The school also announced it will appeal certain portions of the NCAA's penalties.
Syracuse chancellor Kent Syverud issued a statement to the university community notifying it of the news Wednesday.
"Coach Boeheim has also told me that he intends to retire as head coach in three years," Syverud said. "His goal in making this decision and announcement now is to bring certainty to the team and program in the coming years and enable and plan for a successful, longer-term transition in coaching leadership. Coach Boeheim's commitment to ensuring that the men's basketball program remains strong even after his tenure is just one more example of his deep loyalty to our University."
Longtime assistant coach Mike Hopkins, a former star for the Orange, is in line to succeed Boeheim.
Gross is in his 10th year as Syracuse's athletic director and has helped the athletic program, among other things, depart the Big East for the ACC. He will transition to vice president and special assistant to the chancellor and adjunct professor in the David B. Falk College of Sport and Human Dynamics.
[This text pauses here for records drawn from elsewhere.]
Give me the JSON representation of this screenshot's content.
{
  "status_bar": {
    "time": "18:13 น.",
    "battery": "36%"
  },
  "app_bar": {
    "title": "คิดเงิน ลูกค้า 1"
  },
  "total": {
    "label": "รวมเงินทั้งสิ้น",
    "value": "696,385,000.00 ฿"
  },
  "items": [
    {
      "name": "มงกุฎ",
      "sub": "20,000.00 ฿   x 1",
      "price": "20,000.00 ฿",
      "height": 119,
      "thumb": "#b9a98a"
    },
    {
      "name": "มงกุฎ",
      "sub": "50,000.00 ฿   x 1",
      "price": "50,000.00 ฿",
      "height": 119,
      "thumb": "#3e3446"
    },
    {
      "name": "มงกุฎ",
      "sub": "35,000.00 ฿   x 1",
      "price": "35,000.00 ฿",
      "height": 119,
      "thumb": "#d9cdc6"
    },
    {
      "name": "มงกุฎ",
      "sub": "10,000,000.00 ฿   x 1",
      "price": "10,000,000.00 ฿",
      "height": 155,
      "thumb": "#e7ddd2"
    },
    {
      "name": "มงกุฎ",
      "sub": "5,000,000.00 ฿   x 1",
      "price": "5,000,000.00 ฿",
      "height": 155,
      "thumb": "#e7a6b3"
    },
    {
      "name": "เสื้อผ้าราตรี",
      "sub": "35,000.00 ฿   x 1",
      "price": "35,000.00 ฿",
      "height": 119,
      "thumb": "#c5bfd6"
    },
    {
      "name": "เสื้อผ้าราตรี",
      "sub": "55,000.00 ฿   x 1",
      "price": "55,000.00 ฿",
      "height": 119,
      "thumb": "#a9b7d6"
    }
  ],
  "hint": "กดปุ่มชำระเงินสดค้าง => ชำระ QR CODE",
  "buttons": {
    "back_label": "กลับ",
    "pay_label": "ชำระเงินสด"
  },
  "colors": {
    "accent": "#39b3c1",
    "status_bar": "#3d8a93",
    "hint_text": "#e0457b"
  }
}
"As part of my discussions with him, Dr. Gross has asked to conclude his tenure as director of athletics and transition to a new role at the University that can benefit from his background and experience in the areas of marketing and advancement," Syverud said in the statement. "He believes this transition will allow SU Athletics to move forward and position itself for continued future success."
Peter Sala will take over as interim athletic director after serving as senior associate athletic director for facilities and the managing director of the Carrier Dome.
Steve Ballentine, who is a board of trustees member and serves on the board's athletic committee, will chair a small committee to assist the school in its search for a new athletic director.
On March 6, the NCAA suspended Boeheim for nine ACC games, took away 12 scholarships and ordered 108 wins be vacated as a result of a multiyear investigation into the university's athletic programs. Penalties also included five years of probation and the vacating of 11 football victories from the 2004-06 seasons.
The school had already self-imposed a postseason ban for its men's basketball team this season. The NCAA said the violations, which dated to 2001 and were self-reported by Syracuse, involved academic misconduct, extra benefits, failure to follow the drug-testing policy and impermissible booster activity.
"The University does not agree with all of the conclusions reached by the Committee on Infractions and does not agree that the full set of penalties imposed by the committee are appropriate or equitable," Syverud wrote to members of the university community. "We remain disturbed by the severity of certain penalties and the characterization by the NCAA of certain facts surrounding the case. After a full discussion with the Board of Trustees Athletics Committee, the University accepts some of the penalties imposed by the committee but will appeal the vacation of certain wins for the men's basketball program and the reduction in men's basketball scholarships.
"The decision to appeal is not taken lightly. However, based on the facts and a review of previous NCAA infractions decisions, the University believes the impact of these specific penalties is excessive and disproportionate. The University also will support Coach Boeheim, should he choose to appeal penalties that affect him personally."
The announcement of the changes comes less than two weeks after the season finale. At a postseason banquet the day after the Orange lost at North Carolina State to finish with a record of 18-13, Boeheim, the second-winningest coach in Division I history, with 966 victories, told an audience of around 700 fans that he wasn't about to leave as basketball coach.
"I'm not going anywhere,'' he said.
Boeheim will address the media in a news conference at 10 a.m. ET Thursday.
Information from The Associated Press was used in this report.